Accordez à tous la tolérance civile. (Fénelon, Archevêque de Cambrai, au Duc de Bourgogne.)

L’exaction forcée d’une Religion eſt une preuve évidente que l’eſprit qui la conduit eſt un eſprit ennemi de la vérité. (Dirois, Docteur de Sorbonne, Liv. 6, chap. 4.)

La violence peut faire des hypocrites ; on ne perſuade point quand on fait retentir partout les menaces. (Tillemont, Hiſt.
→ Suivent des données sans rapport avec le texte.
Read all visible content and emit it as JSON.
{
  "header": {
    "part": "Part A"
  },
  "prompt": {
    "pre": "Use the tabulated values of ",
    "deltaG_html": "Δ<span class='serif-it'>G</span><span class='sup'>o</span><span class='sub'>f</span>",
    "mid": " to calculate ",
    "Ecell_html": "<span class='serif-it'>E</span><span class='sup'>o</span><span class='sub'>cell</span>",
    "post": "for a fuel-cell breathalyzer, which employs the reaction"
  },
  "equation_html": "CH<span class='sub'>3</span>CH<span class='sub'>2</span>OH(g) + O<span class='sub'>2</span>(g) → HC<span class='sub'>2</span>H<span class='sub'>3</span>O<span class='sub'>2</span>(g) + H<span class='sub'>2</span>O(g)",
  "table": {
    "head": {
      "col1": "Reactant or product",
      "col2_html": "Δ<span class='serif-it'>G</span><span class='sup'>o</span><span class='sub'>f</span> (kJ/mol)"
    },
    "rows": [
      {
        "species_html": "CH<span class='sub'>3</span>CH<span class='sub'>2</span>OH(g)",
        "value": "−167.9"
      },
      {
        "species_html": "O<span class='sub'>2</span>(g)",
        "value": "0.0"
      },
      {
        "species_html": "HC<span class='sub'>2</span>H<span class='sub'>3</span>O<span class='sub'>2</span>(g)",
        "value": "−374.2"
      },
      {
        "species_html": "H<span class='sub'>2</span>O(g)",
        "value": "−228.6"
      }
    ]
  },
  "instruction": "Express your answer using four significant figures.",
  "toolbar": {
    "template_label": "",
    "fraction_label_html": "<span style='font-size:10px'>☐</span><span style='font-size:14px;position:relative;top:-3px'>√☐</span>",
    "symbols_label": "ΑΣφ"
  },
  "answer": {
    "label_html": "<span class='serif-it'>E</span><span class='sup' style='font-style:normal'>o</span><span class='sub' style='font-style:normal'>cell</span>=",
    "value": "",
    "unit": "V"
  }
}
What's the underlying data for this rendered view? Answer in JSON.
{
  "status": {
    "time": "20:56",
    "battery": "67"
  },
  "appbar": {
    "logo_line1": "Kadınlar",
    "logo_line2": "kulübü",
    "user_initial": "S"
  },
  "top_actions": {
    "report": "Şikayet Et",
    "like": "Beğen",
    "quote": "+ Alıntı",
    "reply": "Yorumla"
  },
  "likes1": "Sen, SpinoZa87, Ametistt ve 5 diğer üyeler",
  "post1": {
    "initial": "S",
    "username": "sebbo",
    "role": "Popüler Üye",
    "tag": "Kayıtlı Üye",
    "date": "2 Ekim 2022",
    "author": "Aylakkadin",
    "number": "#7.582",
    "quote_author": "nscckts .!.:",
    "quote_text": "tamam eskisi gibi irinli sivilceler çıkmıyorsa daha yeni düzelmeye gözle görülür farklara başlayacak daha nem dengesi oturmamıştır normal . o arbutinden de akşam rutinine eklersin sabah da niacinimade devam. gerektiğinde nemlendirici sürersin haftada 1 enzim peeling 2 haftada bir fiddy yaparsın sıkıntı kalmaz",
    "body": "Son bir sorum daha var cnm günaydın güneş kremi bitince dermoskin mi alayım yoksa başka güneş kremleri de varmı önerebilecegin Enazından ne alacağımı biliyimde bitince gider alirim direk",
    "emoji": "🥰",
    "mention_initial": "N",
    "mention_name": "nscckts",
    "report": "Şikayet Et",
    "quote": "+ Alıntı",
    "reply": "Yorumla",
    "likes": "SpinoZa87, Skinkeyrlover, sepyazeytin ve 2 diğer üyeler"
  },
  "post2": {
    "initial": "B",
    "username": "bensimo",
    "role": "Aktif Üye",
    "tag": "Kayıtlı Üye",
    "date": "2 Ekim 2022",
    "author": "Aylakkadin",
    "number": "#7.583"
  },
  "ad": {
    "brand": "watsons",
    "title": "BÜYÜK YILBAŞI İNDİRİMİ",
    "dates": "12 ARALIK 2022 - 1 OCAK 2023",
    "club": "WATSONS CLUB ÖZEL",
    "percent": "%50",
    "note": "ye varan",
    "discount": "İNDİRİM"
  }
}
Eccl. tom. 6.)

Il nous a paru conforme à l’équité & à la droite raiſon, de marcher ſur les traces de l’ancienne Égliſe, qui n’a point uſé de violence pour établir & étendre la Religion. (Remontr. du Parlement de Paris à Henri II.)

L’expérience nous apprend que la violence eſt plus capable d’irriter que de guérir un mal qui a ſa racine dans l’eſprit &c. (De Thou, Épître dédicatoire à Henri IV.)

La Foi ne s’inſpire pas à coups d’épée. (Cériſier, ſur les règnes de Henri IV & de Louis XIII.)

C’eſt un zèle barbare que celui qui prétend planter la Religion dans les cœurs, comme ſi la perſuaſion pouvait être l’effet de la contrainte. (Boulainvilliers, État de la France.)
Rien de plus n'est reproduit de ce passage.